Après-midi chez l'Economiste et la Géologue. Une grosse bûche flambe dans l'âtre. Damoiselle a apporté - en voiture avec son oncle! - une tarte aux pommes chaudes... et à la crème!

- Dans une semaine... constate l'Economiste.

- Tu n'aimes vraiment pas l'école? lui demande Damoiselle.

- Ce n'est pas ça; j'aime bien l'école...

Il hésite :

- Ce sont les réponses que je dois faire lorsque le 55 m'interroge.

- Le 55 t'oblige...? s'enquiert Damoiselle.

- Oh, non, pas du tout!

Il laisse un temps :

- J'ai déjà essayé de répondre ce que je voulais; c'était il y a deux ans...

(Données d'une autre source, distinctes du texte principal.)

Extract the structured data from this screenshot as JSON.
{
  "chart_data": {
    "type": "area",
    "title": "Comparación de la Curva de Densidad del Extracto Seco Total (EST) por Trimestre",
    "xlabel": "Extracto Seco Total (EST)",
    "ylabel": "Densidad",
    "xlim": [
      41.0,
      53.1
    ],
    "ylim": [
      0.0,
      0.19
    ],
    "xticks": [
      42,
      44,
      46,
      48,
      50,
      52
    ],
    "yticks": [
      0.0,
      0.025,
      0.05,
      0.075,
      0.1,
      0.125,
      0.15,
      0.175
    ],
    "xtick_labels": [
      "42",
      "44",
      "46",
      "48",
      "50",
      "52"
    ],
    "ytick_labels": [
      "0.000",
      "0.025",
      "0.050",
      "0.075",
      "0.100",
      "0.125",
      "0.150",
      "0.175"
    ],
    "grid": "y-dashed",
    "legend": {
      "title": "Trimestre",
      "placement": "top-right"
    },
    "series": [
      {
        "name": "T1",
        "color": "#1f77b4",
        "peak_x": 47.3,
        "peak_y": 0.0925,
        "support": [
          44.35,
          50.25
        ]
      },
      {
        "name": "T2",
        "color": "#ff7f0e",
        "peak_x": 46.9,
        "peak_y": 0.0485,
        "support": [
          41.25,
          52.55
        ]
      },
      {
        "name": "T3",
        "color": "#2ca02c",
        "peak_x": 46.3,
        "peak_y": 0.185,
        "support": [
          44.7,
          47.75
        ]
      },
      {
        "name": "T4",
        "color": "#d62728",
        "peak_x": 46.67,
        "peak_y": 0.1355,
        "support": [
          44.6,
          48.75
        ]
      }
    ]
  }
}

- Ah oui! la fameuse fois!...

Je ne suis pas seul à m'être souvenu de l'affaire. La Géologue s'en souvient aussi :

- Ça s'est arrangé...

- Non, ça a été oublié; les gens n'aiment pas faire travailler leur mémoire pour autre chose que ce qui les touche eux-mêmes.

Il ajoute, avec une petite grimace :

- Ce serait trop fatigant!

Il se tourne vers Damoiselle :

- Voilà l'histoire; j'avais écrit plusieurs fois dans mes rédactions des choses qui étaient contraires à ce que disait le 55, et même que disaient les livres.

Il fait une pause :

- J'avais aussi des idées à moi, et non seulement celles des autres.

Damoiselle écoute attentivement sans rien dire. Il poursuit :

- Le 55 m'a donné à chaque fois de très bonnes notes, et a fait sur ma copie d'excellents commentaires; bonnes idées, personnalité, analyses précises...

Il fait une moue :

- En somme, tout allait très bien et j'en étais fort satisfait; c'est agréable quand on est à peine sorti de l'enfance d'être considéré par les grandes personnes, et surtout par un 55, qui sait de quoi il parle.

Il s'interrompt un moment. Damoiselle l'écoute toujours attentivement sans rien dire. Il poursuit :

- Un jour, j'ai écrit que je ne devais jamais croire ce que me disaient mes professeurs, et que je ne devais croire que moi-même. Cette idée n'était même pas personnelle, je crois bien que j'avais lu dans des livres de classe quelque chose d'analogue, et cela m'avait beaucoup plu.

Il esquisse un sourire :

- On m'a dit que je disais des choses qui allaient contre la morale, et que, par conséquent, je devais croire...

Un petit silence. Damoiselle résume :

- Si j'ai bien compris, pour satisfaire à la morale, il faut dire le contraire de ce qu'on pense, c'est-à-dire mentir, ce qui est considéré comme allant contre la morale.

- Tu as très bien compris, l'approuve la Géologue; pour être moral, il faut être immoral.

Ce matin, je retrouve Bouclette et Bouton à la ferme.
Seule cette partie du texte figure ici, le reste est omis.